THE WEST V. THE REST

22 July 2923

perestroika
pĕr″ĭ-stroi′kə
noun
The restructuring of the Soviet economy and bureaucracy that began in the mid 1980s.
A program of political and economic reform carried out in the Soviet Union in the 1980s under the leadership of Mikhail Gorbachev.
An economic policy adopted in the former Soviet Union; intended to increase automation and labor efficiency but it led eventually to the end of central planning in the Russian economy.

What died out in the 2000s was hopes for co-existence.


First, there was what Churchill called The Iron Curtain, splitting East from West, Western Capitalism from Eastern Communism and The Berlin Wall marked this cleavage, built in 1961.


In the 1960s, 70s, a new cleavage appeared.  It was realised that the East West split was between industrialised countries, but that was the Northern hemisphere. Now we see the South, living from an unequal exchange, their commodities for our finished goods, weak currencies against strong. These countries came out from the decolonisation movement and were called collectively The Third World. I invite you to check out the Dulles brothers for starters.


The important separation was West from East, it was a bipolar world, Washington v. Moscow, the cold war, cold becausethe bomb, many wars with always one protagonist aided by Washington, one by Moscow. Always. 


Then the Soviet Union disappeared, America achieved its Unipolar Moment, human rights, Liberalism, became universal rights, America sought to clone its values across the planet eg in Iraq, and Francis Fukiyama talked of "The End of History" (end of Ideology), because "democracies don't go to war with other", while much of the Third World grew to hate Western - ie American -  domination by its effects on them, while Europe wore lightly its American yoke.

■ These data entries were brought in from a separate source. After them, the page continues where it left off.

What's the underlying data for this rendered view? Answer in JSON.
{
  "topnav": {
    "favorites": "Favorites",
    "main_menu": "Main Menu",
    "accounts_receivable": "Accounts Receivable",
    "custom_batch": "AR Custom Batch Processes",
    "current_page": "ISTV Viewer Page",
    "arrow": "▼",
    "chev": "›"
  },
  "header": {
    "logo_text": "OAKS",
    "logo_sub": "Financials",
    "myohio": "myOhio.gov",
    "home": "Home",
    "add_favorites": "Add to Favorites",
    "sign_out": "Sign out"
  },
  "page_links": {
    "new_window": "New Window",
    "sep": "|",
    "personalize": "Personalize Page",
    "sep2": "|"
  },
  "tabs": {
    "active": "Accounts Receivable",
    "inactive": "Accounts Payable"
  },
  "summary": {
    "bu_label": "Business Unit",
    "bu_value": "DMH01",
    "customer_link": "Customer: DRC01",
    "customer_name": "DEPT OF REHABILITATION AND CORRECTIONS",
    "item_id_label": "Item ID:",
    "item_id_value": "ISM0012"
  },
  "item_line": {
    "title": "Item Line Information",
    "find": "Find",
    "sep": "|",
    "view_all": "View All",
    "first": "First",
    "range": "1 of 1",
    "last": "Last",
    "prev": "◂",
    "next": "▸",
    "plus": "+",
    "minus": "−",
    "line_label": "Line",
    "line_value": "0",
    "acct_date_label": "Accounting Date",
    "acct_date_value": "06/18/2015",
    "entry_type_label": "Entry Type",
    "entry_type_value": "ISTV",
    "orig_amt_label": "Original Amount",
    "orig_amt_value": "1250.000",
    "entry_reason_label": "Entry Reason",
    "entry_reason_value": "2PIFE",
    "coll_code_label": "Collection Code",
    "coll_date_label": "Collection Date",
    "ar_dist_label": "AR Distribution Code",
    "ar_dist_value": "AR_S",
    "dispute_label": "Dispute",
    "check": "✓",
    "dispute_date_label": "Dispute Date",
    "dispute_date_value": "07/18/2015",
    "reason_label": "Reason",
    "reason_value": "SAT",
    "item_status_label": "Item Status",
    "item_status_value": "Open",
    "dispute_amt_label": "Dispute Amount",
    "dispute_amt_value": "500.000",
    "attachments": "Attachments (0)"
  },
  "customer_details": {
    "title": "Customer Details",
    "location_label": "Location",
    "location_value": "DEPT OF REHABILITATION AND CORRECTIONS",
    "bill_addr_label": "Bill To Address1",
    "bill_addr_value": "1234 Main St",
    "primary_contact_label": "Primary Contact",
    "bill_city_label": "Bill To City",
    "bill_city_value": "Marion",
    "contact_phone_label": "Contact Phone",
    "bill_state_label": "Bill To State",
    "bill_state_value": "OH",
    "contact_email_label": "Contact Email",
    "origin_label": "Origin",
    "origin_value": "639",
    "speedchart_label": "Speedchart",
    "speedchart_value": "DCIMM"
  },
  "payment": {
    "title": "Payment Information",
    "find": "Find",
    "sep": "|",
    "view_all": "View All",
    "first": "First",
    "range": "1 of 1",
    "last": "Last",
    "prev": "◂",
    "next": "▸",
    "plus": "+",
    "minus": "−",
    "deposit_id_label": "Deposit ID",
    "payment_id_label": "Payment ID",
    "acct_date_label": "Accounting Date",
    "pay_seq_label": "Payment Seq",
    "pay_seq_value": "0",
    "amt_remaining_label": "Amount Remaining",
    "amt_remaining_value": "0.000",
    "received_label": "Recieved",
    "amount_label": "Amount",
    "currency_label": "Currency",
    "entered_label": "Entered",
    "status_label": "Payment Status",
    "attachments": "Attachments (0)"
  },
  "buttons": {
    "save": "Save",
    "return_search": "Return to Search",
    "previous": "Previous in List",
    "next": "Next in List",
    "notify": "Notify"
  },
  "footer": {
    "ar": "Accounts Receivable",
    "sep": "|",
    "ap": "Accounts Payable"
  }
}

So, the opportunity for peace and collective, collaborative, prosperity offered by Gorbachev, Perestroika, was betrayed, rather than helping Russia America advanced its pawns up to the walls of Moscow (almost) and we know the rest.


So we have quit the unipolar moment that seemed to run out about 2006 and we now are back in a multi-polar world, two protagonists America the China inThe Thucydides Trap, and a much weaker third: superpower Russia....and others, Brazil, India, the Middle East catching up ... and an Africa of 1.4 billion people in 54 states, whose turn by hokk or by crook will doubtless arrive centre stage one day.


The answer to the question - "And you think regime type isn't explanatory when it comes to which countries ally together, how they respond to aggression, etc.? Seems pretty implausible!" - is that it is not regime type - say Dictatorship, Oligarchy, Democracy - but more geography, demographics, history and economies that are the drivers, with a place for Great People and the part played by Chance.


While the West seems pretty coherent and unified, about the anything you can say about the global south or the bricks or the former communist world is that they are united in their opposition to the west and the hypocrisy of Western values.

Interesting to note that...

What is the most interesting part in this story is the missed opportunity offered by perestroika because the Thucydides Trap tells of when Sparta refused to accept the rising power that was Athens and preferred to go to war rather than lose its place, but as is so often the case in these Prisoner Dilemma tales it was a third party, Rome, that triumphed.

Also interesting to note that Great Britain went to war with Germany in what is called the first World War in order to prevent another rising power, Germany, from taking its place. And indeed Germany has never been an imperial power although it could have served as a relay between Great Britain and America.